The tumor measures between 2 and 5 centimeters and has already spread to the lymph nodes or is larger than 5 centimeters but has not yet reached the lymph nodes.
It is a tumor with variable dimensions that has reached the axillary lymph nodes (often fused together) or involved other tissues close to the breast.
The tumor has reached the chest wall, ribs, or skin.
The tumor has reached the lymph nodes under the clavicle and near the neck and may have spread to those inside the breast and under the arm, and in the tissues close to the breast. This tumor is defined locally advanced.
It is the metastatic stage, in which the carcinoma has spread to organs other than the breast.
There is also another classification system, called TNM, T indicates the tumor size on a scale of 1 to 4 (T1-T4); N indicates whether or not the lymph nodes adjacent to the tumor have malignant cells (N0: they are not present; N1: they are present); M indicates the presence or absence of metastases (M0: no metastases are present; M1: metastases are present).
Breast cancer is classified into different "types" also on the basis of some of its molecular characteristics. In particular, it is based on the receptors present on its cells. Receptors are proteins that are found on the cell membrane and that bind to certain hormones produced by the body, with a "key-lock" mechanism; this process activates the cell, promoting its multiplication.

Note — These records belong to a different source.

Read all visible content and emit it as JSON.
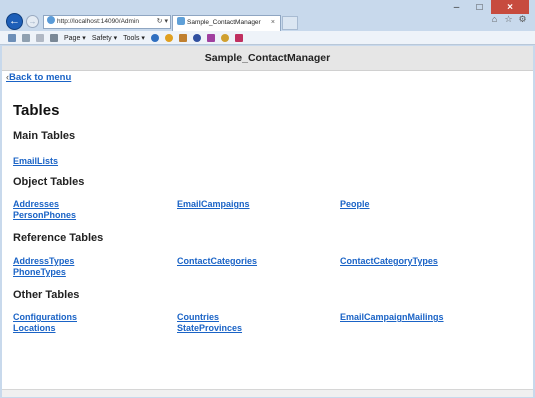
{
  "browser": {
    "address": "http://localhost:14090/Admin",
    "tab_title": "Sample_ContactManager",
    "tab_close": "×",
    "address_tools": "↻ ▾",
    "command_bar": {
      "page_label": "Page ▾",
      "safety_label": "Safety ▾",
      "tools_label": "Tools ▾"
    },
    "caption": {
      "minimize": "–",
      "maximize": "□",
      "close": "×"
    }
  },
  "page": {
    "header_title": "Sample_ContactManager",
    "back_link": "Back to menu",
    "back_chevron": "‹",
    "heading": "Tables",
    "sections": {
      "main": {
        "title": "Main Tables",
        "links": [
          "EmailLists"
        ]
      },
      "object": {
        "title": "Object Tables",
        "links": [
          "Addresses",
          "EmailCampaigns",
          "People",
          "PersonPhones"
        ]
      },
      "reference": {
        "title": "Reference Tables",
        "links": [
          "AddressTypes",
          "ContactCategories",
          "ContactCategoryTypes",
          "PhoneTypes"
        ]
      },
      "other": {
        "title": "Other Tables",
        "links": [
          "Configurations",
          "Countries",
          "EmailCampaignMailings",
          "Locations",
          "StateProvinces"
        ]
      }
    }
  },
  "colors": {
    "link": "#1a63c6",
    "header_bg": "#e6e6e6",
    "close_button": "#c74b3e",
    "back_button": "#1e5fb8"
  }
}
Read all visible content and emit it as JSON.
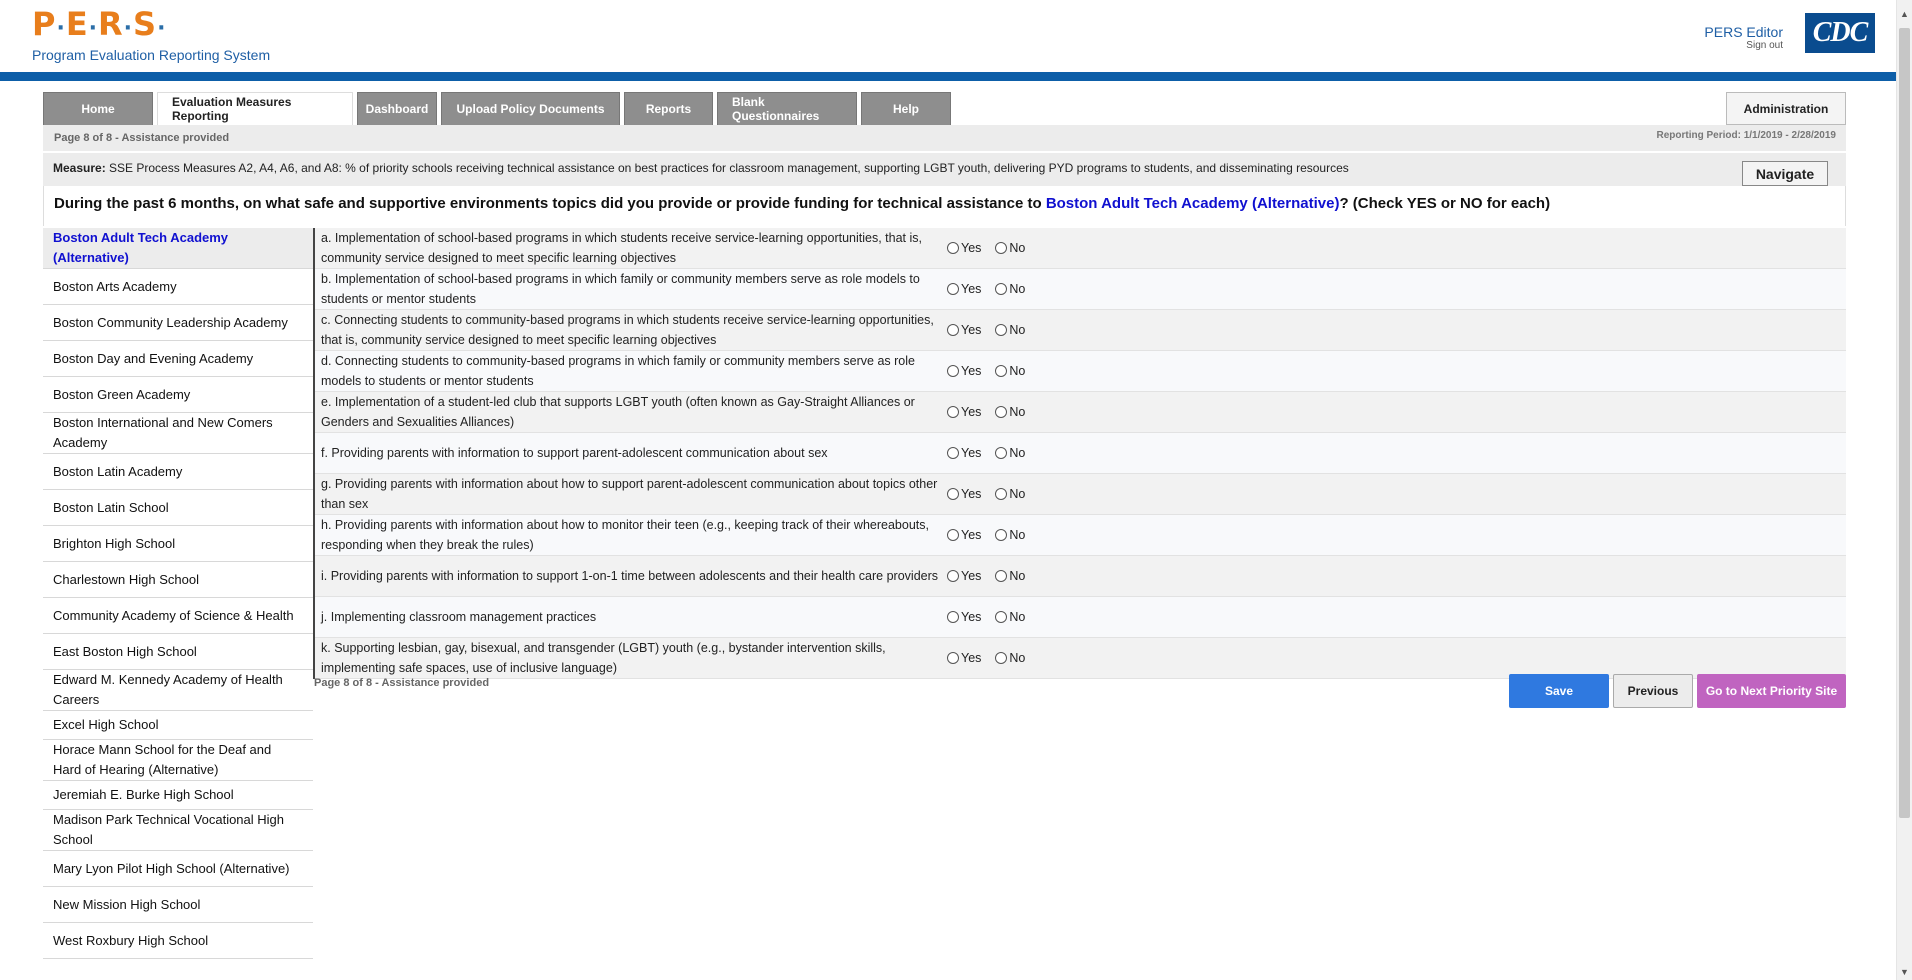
{
  "header": {
    "logo_letters": [
      "P",
      "E",
      "R",
      "S"
    ],
    "logo_dot": "·",
    "subtitle": "Program Evaluation Reporting System",
    "user_name": "PERS Editor",
    "sign_out": "Sign out",
    "cdc_logo": "CDC"
  },
  "tabs": [
    {
      "label": "Home",
      "active": false
    },
    {
      "label": "Evaluation Measures Reporting",
      "active": true
    },
    {
      "label": "Dashboard",
      "active": false
    },
    {
      "label": "Upload Policy Documents",
      "active": false
    },
    {
      "label": "Reports",
      "active": false
    },
    {
      "label": "Blank Questionnaires",
      "active": false
    },
    {
      "label": "Help",
      "active": false
    }
  ],
  "admin_label": "Administration",
  "page_info": "Page 8 of 8 - Assistance provided",
  "reporting_period": "Reporting Period: 1/1/2019 - 2/28/2019",
  "measure": {
    "label": "Measure:",
    "text": "SSE Process Measures A2, A4, A6, and A8: % of priority schools receiving technical assistance on best practices for classroom management, supporting LGBT youth, delivering PYD programs to students, and disseminating resources"
  },
  "navigate_label": "Navigate",
  "question": {
    "prefix": "During the past 6 months, on what safe and supportive environments topics did you provide or provide funding for technical assistance to ",
    "site": "Boston Adult Tech Academy (Alternative)",
    "suffix": "? (Check YES or NO for each)"
  },
  "sidebar": [
    "Boston Adult Tech Academy (Alternative)",
    "Boston Arts Academy",
    "Boston Community Leadership Academy",
    "Boston Day and Evening Academy",
    "Boston Green Academy",
    "Boston International and New Comers Academy",
    "Boston Latin Academy",
    "Boston Latin School",
    "Brighton High School",
    "Charlestown High School",
    "Community Academy of Science & Health",
    "East Boston High School",
    "Edward M. Kennedy Academy of Health Careers",
    "Excel High School",
    "Horace Mann School for the Deaf and Hard of Hearing (Alternative)",
    "Jeremiah E. Burke High School",
    "Madison Park Technical Vocational High School",
    "Mary Lyon Pilot High School (Alternative)",
    "New Mission High School",
    "West Roxbury High School"
  ],
  "sidebar_active_index": 0,
  "option_yes": "Yes",
  "option_no": "No",
  "questions": [
    "a. Implementation of school-based programs in which students receive service-learning opportunities, that is, community service designed to meet specific learning objectives",
    "b. Implementation of school-based programs in which family or community members serve as role models to students or mentor students",
    "c. Connecting students to community-based programs in which students receive service-learning opportunities, that is, community service designed to meet specific learning objectives",
    "d. Connecting students to community-based programs in which family or community members serve as role models to students or mentor students",
    "e. Implementation of a student-led club that supports LGBT youth (often known as Gay-Straight Alliances or Genders and Sexualities Alliances)",
    "f. Providing parents with information to support parent-adolescent communication about sex",
    "g. Providing parents with information about how to support parent-adolescent communication about topics other than sex",
    "h. Providing parents with information about how to monitor their teen (e.g., keeping track of their whereabouts, responding when they break the rules)",
    "i. Providing parents with information to support 1-on-1 time between adolescents and their health care providers",
    "j. Implementing classroom management practices",
    "k. Supporting lesbian, gay, bisexual, and transgender (LGBT) youth (e.g., bystander intervention skills, implementing safe spaces, use of inclusive language)"
  ],
  "buttons": {
    "save": "Save",
    "previous": "Previous",
    "next": "Go to Next Priority Site"
  },
  "colors": {
    "brand_orange": "#e87e1c",
    "brand_blue": "#0d5ea8",
    "link_blue": "#1010d0",
    "save_blue": "#2f79e0",
    "next_purple": "#c064c0"
  }
}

Together with the stage, the quantity of receptors is used by doctors as a prognostic indicator: the more there are (overexpression), the more cancer will tend to grow and evolve quickly. This classification, therefore, helps to estimate the rate of growth of the carcinoma and the probability that it will spread to other organs, that it will respond to certain treatments, or that, once eliminated, it can reappear.
Based on the receptors, invasive carcinomas are called HR-positive (from hormone receptors) if they have many receptors for female hormones - and can be estrogen-positive (ER +) and progesterone-positive (PR +). Overall, around 70% of breast cancer cases are hormone-responsive. This subgroup is further distinguished in "luminal carcinomas A" (neoplasms with the expression of hormone receptors with favorable prognosis) and "luminal carcinomas B" (neoplasms that, although they possess the expression of hormone receptors, present a high risk of recurrence).
On the other hand, tumors with many type 2 receptors of the human epidermal growth factor are called HER2 positive (from human epidermal growth factor receptor 2) (breast tumors can be HR and HER2 positive at the same time). This type of neoplasm represents about 20% of cases.
Carcinomas that do not have any of the three receptors are the fourth subtype, commonly called "triple negatives." They represent about 15% of cases. Some of these tumors are less aggressive than the three previous subtypes, while others are particularly aggressive and often recur, depending on whether they are non-basal or basal. In most cases, patients with non-basal type tumors have a lower risk of disease recovery and a better prognosis. Possible molecular targets are currently being studied to develop new drugs, including immunotherapy.